Ah labbra belle che parlate d’amore!
(e bucca che è nu sciauru d’arangara)
Insalivate il tempo per ingrassarvi dell’eterno
(abbampa e trema ma non sapi chi l’amuri è sulu n’armacera). 


-sciauru d’arangara
: profumo dell’Arancio. 

-abbampa
: brucia.

-armacera
: muretto a secco fatto con le pietre ricercando l’incastro tra di loro per assorbire le tensioni. Ci vuole tempo per costruirlo ma si rompe con pochi colpi se dati violentemente.

Tra forma e sostanza

(Foto personale)

Come essere tra forma e sostanza, qui mi indecide l’attrazione tra questo odore salino che subito la mente fa l’incavo del tuo braccio quando, dopo, sono quella costola mancante e la terra rivoltata dai poveri, dove il futuro è ancora un’intuizione nel ventre e io posso credermi qualunque nascita.
Talmente poi mi confonde la bellezza attorno che è un attimo avere la certezza che del sud un dio abbia voluto farne un’asola dell’anima per congiungervi la carne.

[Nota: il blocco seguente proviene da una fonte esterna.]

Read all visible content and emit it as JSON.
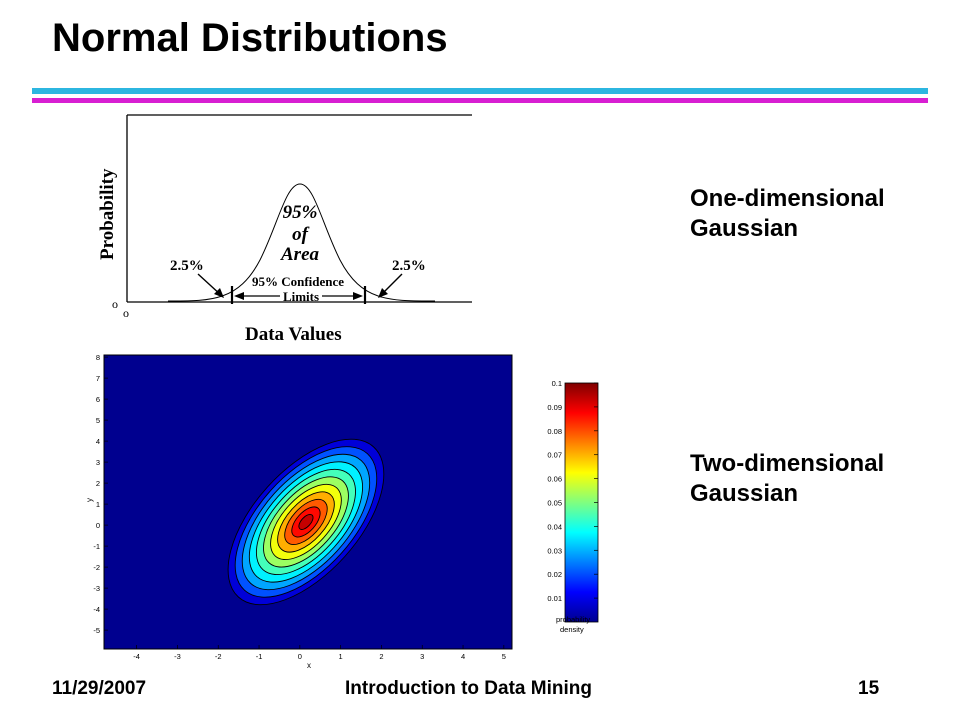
{
  "slide": {
    "title": "Normal Distributions",
    "label_1d": [
      "One-dimensional",
      "Gaussian"
    ],
    "label_2d": [
      "Two-dimensional",
      "Gaussian"
    ],
    "footer": {
      "date": "11/29/2007",
      "course": "Introduction to Data Mining",
      "page": "15"
    }
  },
  "figure_1d": {
    "ylabel": "Probability",
    "xlabel": "Data Values",
    "center_text": [
      "95%",
      "of",
      "Area"
    ],
    "left_tail": "2.5%",
    "right_tail": "2.5%",
    "confidence_text": [
      "95% Confidence",
      "Limits"
    ],
    "origin_marks": [
      "o",
      "o"
    ]
  },
  "chart_data": {
    "type": "heatmap",
    "xlabel": "x",
    "ylabel": "y",
    "xticks": [
      "-4",
      "-3",
      "-2",
      "-1",
      "0",
      "1",
      "2",
      "3",
      "4",
      "5"
    ],
    "yticks": [
      "8",
      "7",
      "6",
      "5",
      "4",
      "3",
      "2",
      "1",
      "0",
      "-1",
      "-2",
      "-3",
      "-4",
      "-5"
    ],
    "xlim": [
      -4.8,
      5.2
    ],
    "ylim": [
      -5.9,
      8.1
    ],
    "colorbar": {
      "ticks": [
        "0.1",
        "0.09",
        "0.08",
        "0.07",
        "0.06",
        "0.05",
        "0.04",
        "0.03",
        "0.02",
        "0.01"
      ],
      "range": [
        0,
        0.1
      ],
      "label": [
        "probability",
        "density"
      ]
    },
    "mean": [
      0.15,
      0.15
    ],
    "background_color": "#00008f"
  }
}
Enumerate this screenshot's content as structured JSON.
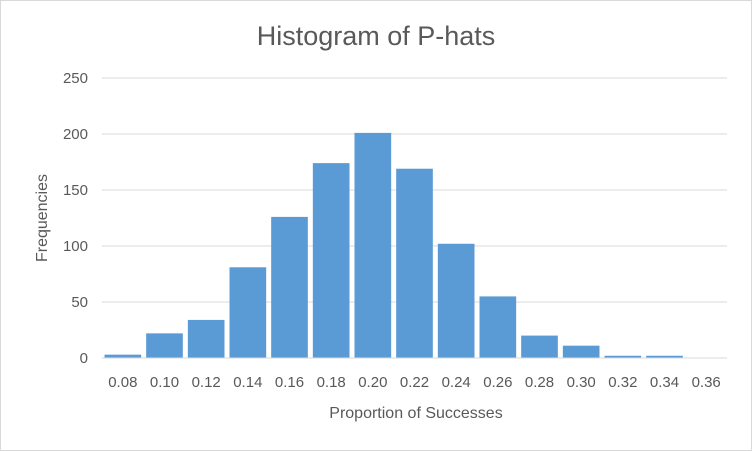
{
  "chart_data": {
    "type": "bar",
    "title": "Histogram of P-hats",
    "xlabel": "Proportion of Successes",
    "ylabel": "Frequencies",
    "categories": [
      "0.08",
      "0.10",
      "0.12",
      "0.14",
      "0.16",
      "0.18",
      "0.20",
      "0.22",
      "0.24",
      "0.26",
      "0.28",
      "0.30",
      "0.32",
      "0.34",
      "0.36"
    ],
    "values": [
      3,
      22,
      34,
      81,
      126,
      174,
      201,
      169,
      102,
      55,
      20,
      11,
      2,
      2,
      0
    ],
    "yticks": [
      "0",
      "50",
      "100",
      "150",
      "200",
      "250"
    ],
    "ylim": [
      0,
      250
    ],
    "grid": true,
    "legend": "none",
    "bar_color": "#5B9BD5"
  }
}
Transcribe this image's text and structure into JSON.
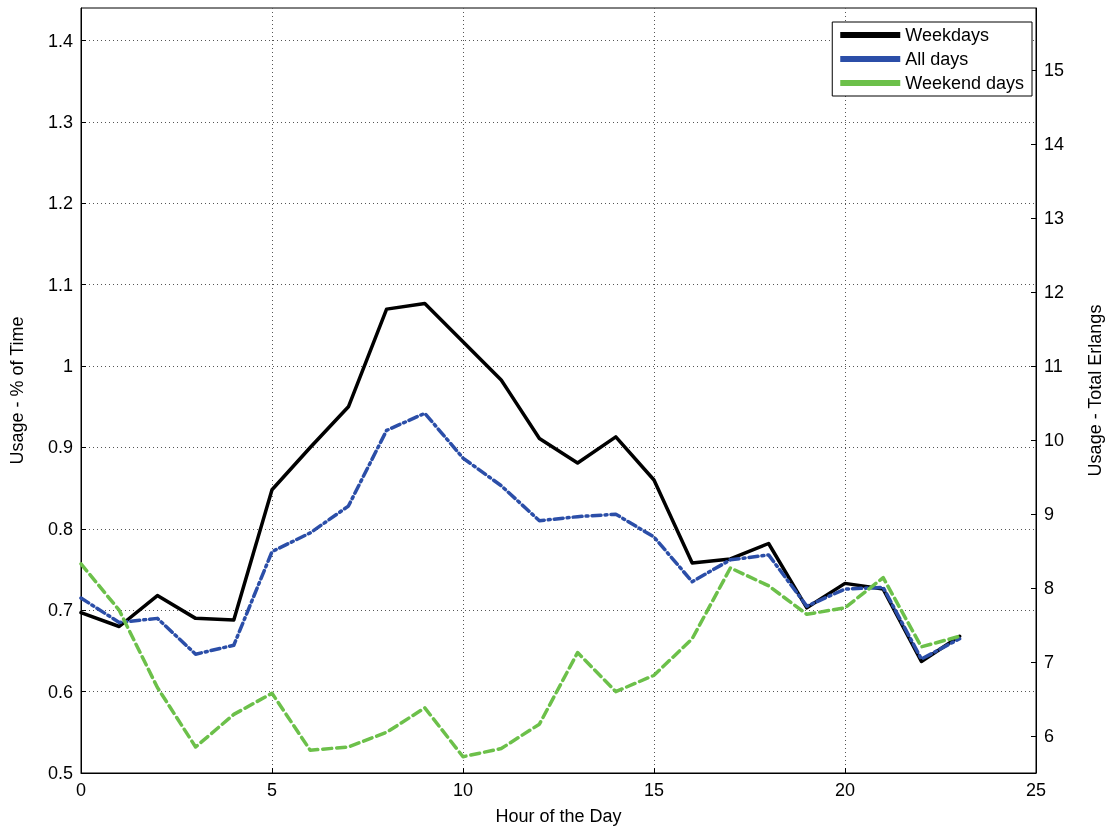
{
  "chart_data": {
    "type": "line",
    "xlabel": "Hour of the Day",
    "ylabel": "Usage - % of Time",
    "y2label": "Usage - Total Erlangs",
    "x": [
      0,
      1,
      2,
      3,
      4,
      5,
      6,
      7,
      8,
      9,
      10,
      11,
      12,
      13,
      14,
      15,
      16,
      17,
      18,
      19,
      20,
      21,
      22,
      23
    ],
    "series": [
      {
        "name": "Weekdays",
        "color": "#000000",
        "line_style": "solid",
        "values": [
          0.697,
          0.68,
          0.718,
          0.69,
          0.688,
          0.848,
          0.9,
          0.95,
          1.07,
          1.077,
          1.03,
          0.983,
          0.911,
          0.881,
          0.913,
          0.86,
          0.758,
          0.763,
          0.782,
          0.703,
          0.733,
          0.726,
          0.637,
          0.668
        ]
      },
      {
        "name": "All days",
        "color": "#2b4ea8",
        "line_style": "dashdot",
        "values": [
          0.715,
          0.685,
          0.69,
          0.646,
          0.657,
          0.772,
          0.795,
          0.828,
          0.921,
          0.942,
          0.887,
          0.853,
          0.81,
          0.815,
          0.818,
          0.79,
          0.735,
          0.762,
          0.768,
          0.705,
          0.726,
          0.728,
          0.64,
          0.665
        ]
      },
      {
        "name": "Weekend days",
        "color": "#6cc04a",
        "line_style": "dashed",
        "values": [
          0.757,
          0.7,
          0.605,
          0.532,
          0.572,
          0.598,
          0.528,
          0.532,
          0.55,
          0.58,
          0.52,
          0.53,
          0.56,
          0.648,
          0.6,
          0.62,
          0.665,
          0.752,
          0.73,
          0.695,
          0.703,
          0.74,
          0.655,
          0.668
        ]
      }
    ],
    "xlim": [
      0,
      25
    ],
    "xticks": [
      0,
      5,
      10,
      15,
      20,
      25
    ],
    "ylim": [
      0.5,
      1.44
    ],
    "yticks": [
      0.5,
      0.6,
      0.7,
      0.8,
      0.9,
      1,
      1.1,
      1.2,
      1.3,
      1.4
    ],
    "y2lim": [
      5.5,
      15.84
    ],
    "y2ticks": [
      6,
      7,
      8,
      9,
      10,
      11,
      12,
      13,
      14,
      15
    ],
    "grid": true,
    "legend": "top right",
    "marker": "none"
  }
}
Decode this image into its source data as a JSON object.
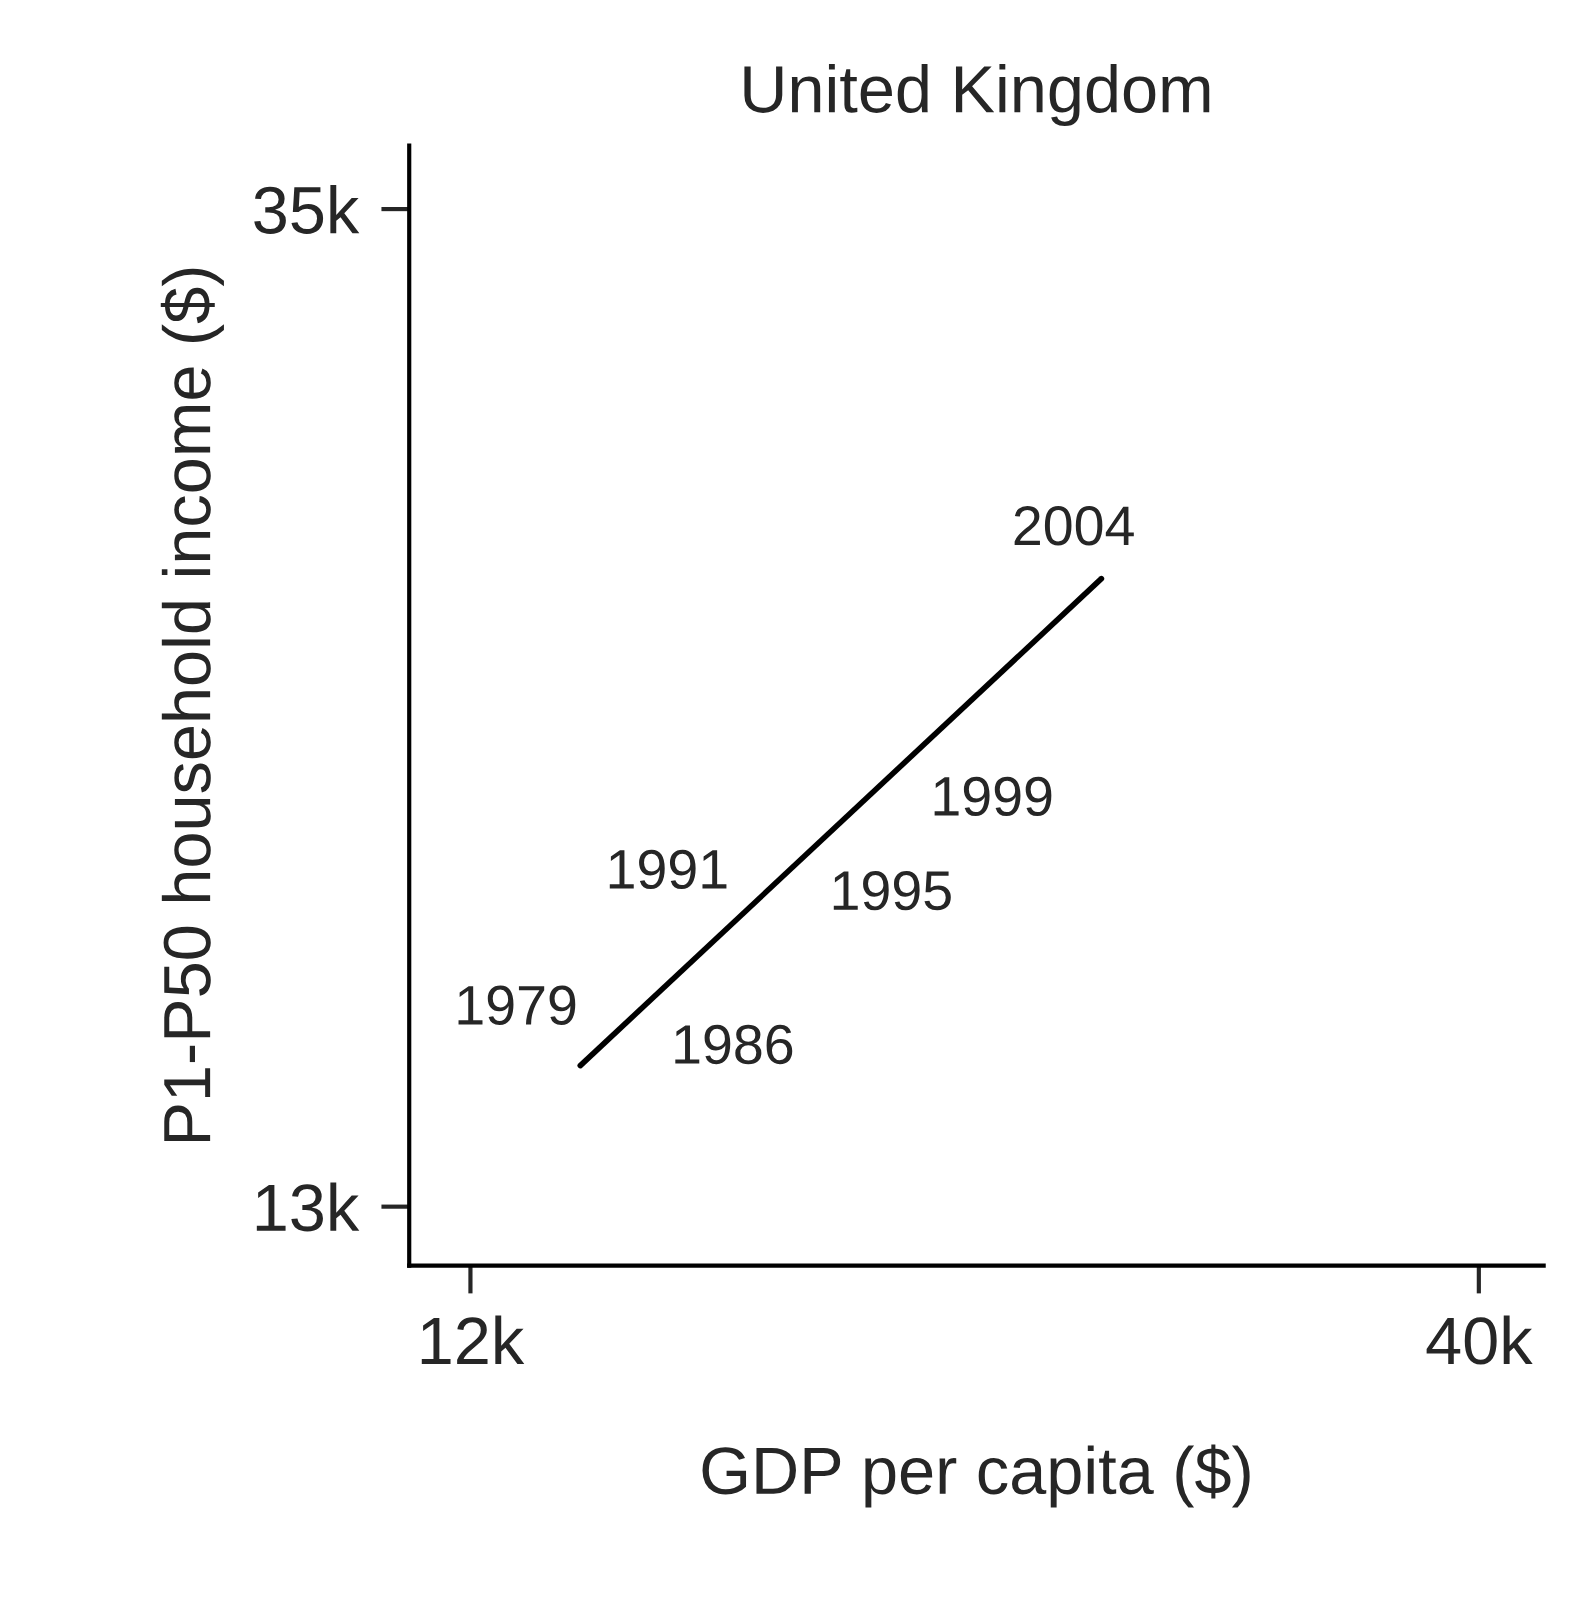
{
  "chart_data": {
    "type": "line",
    "title": "United Kingdom",
    "xlabel": "GDP per capita ($)",
    "ylabel": "P1-P50 household income ($)",
    "series": [
      {
        "color": "#000000",
        "x": [
          15.05,
          29.52
        ],
        "values": [
          16.11,
          26.85
        ]
      }
    ],
    "annotations": [
      {
        "text": "1979",
        "x": 15.6,
        "y": 16.52
      },
      {
        "text": "1986",
        "x": 16.8,
        "y": 17.41
      },
      {
        "text": "1991",
        "x": 19.8,
        "y": 19.64
      },
      {
        "text": "1995",
        "x": 21.2,
        "y": 20.68
      },
      {
        "text": "1999",
        "x": 24.0,
        "y": 22.76
      },
      {
        "text": "2004",
        "x": 29.52,
        "y": 26.85
      }
    ],
    "xlim": [
      10.3,
      41.8
    ],
    "ylim": [
      11.7,
      36.4
    ],
    "xticks": [
      {
        "value": 12,
        "label": "12k"
      },
      {
        "value": 40,
        "label": "40k"
      }
    ],
    "yticks": [
      {
        "value": 13,
        "label": "13k"
      },
      {
        "value": 35,
        "label": "35k"
      }
    ],
    "grid": false,
    "legend": false,
    "marker": "none",
    "line_style": "solid"
  }
}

Quando ti appoggi sugli occhi

(Foto personale)

Quando ti appoggi sugli occhi io non ho il coraggio di muoverli, come se soltanto lì tu fossi piena e dentro quella trasparenza ci fosse per noi il tempo fermo di un altro incontro.

Quando ti appoggi sugli occhi ed è sera tu mi fai male, come se fosse una colpa qui essere viva e poi tremo che sembro un petalo di carta velina.

Quando ti appoggi sugli occhi un po’ traballi, come una risata sugli spruzzi di mare, e mi bagni la faccia e la carne morsa.

Quando vieni e ti appoggi sugli occhi è con lentezza che poi da me ti lasci, come la mano dal sonno fresco dei bambini.
(Per quanto tempo possa trascorrere niente di te mi abbandona)

Resina

(Foto personale)

Gli alberi si curano da soli. Così lei credeva e anche quella resina, che sapeva incollarle gli occhi, avrebbe potuto dirsi la prova che i suoi piedi bene avevano radicato alla promessa, eppure per ogni fruscìo calato dal cielo ancora nell’anima pareva spigrirsi l’odio. 

Seppi dopo

(Foto personale)

Seppi soltanto dopo la mia storia, quando imparai che non bastavano più le mie dita ai conti e avrei voluto allora corti rami di pero selvatico al loro posto e su ognuno bianchi corimbi eretti, per credere che il tempo immacola anche in mezzo alle spine, e frutta come un ventre.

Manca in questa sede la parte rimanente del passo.